Although the pathogenesis of osteopenia in diabetes is a poorly understood phenomenon, decreased bone formation, mineralization and absorption seem to be associated with inferior mechanical properties of bone turnover in diabetes. These changes may be not so frequently observed in humans, as most people do not allow serum glucose levels to go unchecked and manage DM with strict administration of insulin therapy. Significant changes to bone biomechanics may, therefore, only be representative of a small cohort of human diabetics who have long-standing prolonged disease which is resistant to or poorly controlled by insulin therapy.
The bones of streptozotocin-induced diabetic Wistar rats are more fragile with reduced toughness characterized by a reduction in the capacity to absorb energy and with lower force required to induce fracture, in comparison to those in the control group. Our findings confirm previous studies and add weight to the literature investigating the detrimental relationship between the mechanical properties of bone subjected to DM.
Clinical and experimental studies demonstrate that diabetes is associated with molecular and cellular changes with resultant alterations to bone physiology. Patients with type 1 diabetes mellitus (DM) have been observed to exhibit a disproportionately high risk of fracture with reduced bone mass, leading to speculation that diabetic bone has reduced strength. The resultant biomechanical changes and properties of bone in DM have been poorly addressed in the literature with conflicting results.
Experimental studies demonstrating alterations to physiology and structural changes to bone in DM is sparse and conflicting. Uncontrolled DM has been suggested to result in detrimental biomechanical properties of bone.

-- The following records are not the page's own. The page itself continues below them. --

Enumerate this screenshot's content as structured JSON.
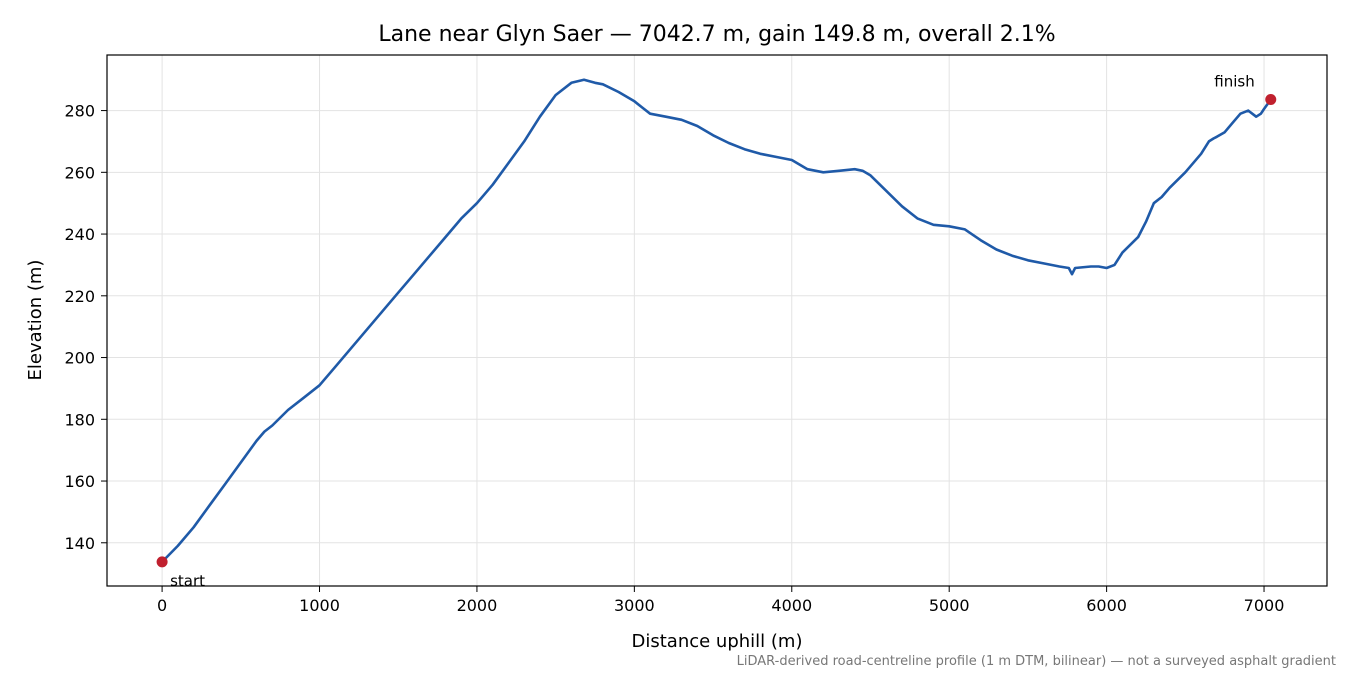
{
  "chart_data": {
    "type": "line",
    "title": "Lane near Glyn Saer — 7042.7 m, gain 149.8 m, overall 2.1%",
    "xlabel": "Distance uphill (m)",
    "ylabel": "Elevation (m)",
    "xlim": [
      -350,
      7400
    ],
    "ylim": [
      126,
      298
    ],
    "xticks": [
      0,
      1000,
      2000,
      3000,
      4000,
      5000,
      6000,
      7000
    ],
    "yticks": [
      140,
      160,
      180,
      200,
      220,
      240,
      260,
      280
    ],
    "grid": true,
    "line_color": "#1f5aa8",
    "marker_color": "#c0202e",
    "series": [
      {
        "x": [
          0,
          100,
          200,
          300,
          400,
          500,
          600,
          650,
          700,
          800,
          900,
          1000,
          1100,
          1200,
          1300,
          1400,
          1500,
          1600,
          1700,
          1800,
          1900,
          2000,
          2100,
          2200,
          2300,
          2400,
          2500,
          2600,
          2680,
          2750,
          2800,
          2900,
          3000,
          3050,
          3100,
          3200,
          3300,
          3400,
          3500,
          3600,
          3700,
          3800,
          3900,
          4000,
          4100,
          4200,
          4300,
          4400,
          4450,
          4500,
          4600,
          4700,
          4800,
          4900,
          5000,
          5100,
          5200,
          5300,
          5400,
          5500,
          5600,
          5700,
          5760,
          5780,
          5800,
          5900,
          5950,
          6000,
          6050,
          6100,
          6200,
          6250,
          6300,
          6350,
          6400,
          6500,
          6600,
          6650,
          6680,
          6700,
          6750,
          6800,
          6850,
          6900,
          6950,
          6980,
          7000,
          7042.7
        ],
        "y": [
          133.8,
          139,
          145,
          152,
          159,
          166,
          173,
          176,
          178,
          183,
          187,
          191,
          197,
          203,
          209,
          215,
          221,
          227,
          233,
          239,
          245,
          250,
          256,
          263,
          270,
          278,
          285,
          289,
          290,
          289,
          288.5,
          286,
          283,
          281,
          279,
          278,
          277,
          275,
          272,
          269.5,
          267.5,
          266,
          265,
          264,
          261,
          260,
          260.5,
          261,
          260.5,
          259,
          254,
          249,
          245,
          243,
          242.5,
          241.5,
          238,
          235,
          233,
          231.5,
          230.5,
          229.5,
          229,
          227,
          229,
          229.5,
          229.5,
          229,
          230,
          234,
          239,
          244,
          250,
          252,
          255,
          260,
          266,
          270,
          271,
          271.5,
          273,
          276,
          279,
          280,
          278,
          279,
          280.5,
          283.6
        ]
      }
    ],
    "annotations": [
      {
        "text": "start",
        "x": 0,
        "y": 133.8
      },
      {
        "text": "finish",
        "x": 7042.7,
        "y": 283.6
      }
    ],
    "footnote": "LiDAR-derived road-centreline profile (1 m DTM, bilinear) — not a surveyed asphalt gradient"
  }
}
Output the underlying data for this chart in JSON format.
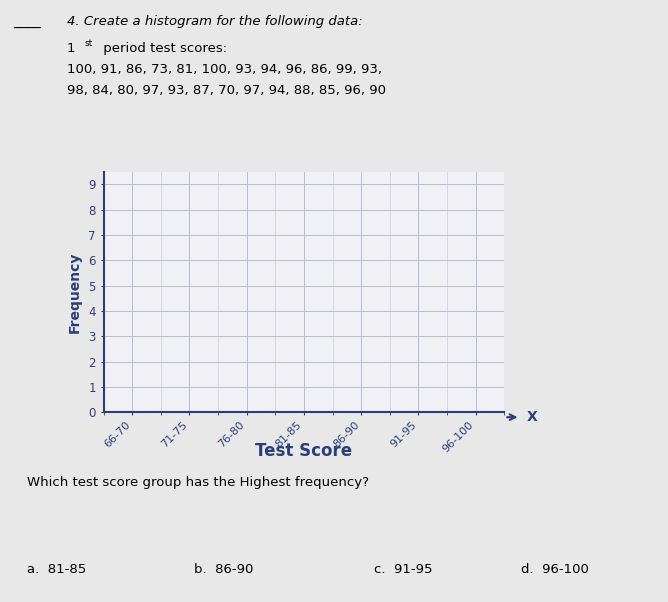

Furthermore, studies indicate that diabetes exerts a similar effect on bone to that observed in the normal ageing process, with a predisposition to fracture susceptibility, delayed union and osteoporosis.
This study lends weight to the literature that an uncontrolled DM state in a rodent population induced by streptozotocin results in reduction in the biomechanical properties of bone, specifically with reduction in ultimate strength to failure and capacity to absorb energy.
By understanding how an uncontrolled diabetic state detrimentally alters bone biomechanics, future strategies to target diabetic patients may result in better bone health and reduction in osteoporosis and fracture risk.
Wistar rats represent a close homology to the human type 1 DM phenotype, demonstrating comparable genetic and physiological characteristics. Thus, they likely to be the closest animal model representative of an uncontrolled diabetic state in humans.
The authors examined the effects of an induced DM state and its relationship to the biomechanical properties of bone. Results revealed decreased bone quality and reduction in energy absorbing capacity. The results are interesting and may represent a close homology to the effects seen in the bone health of patients who have DM.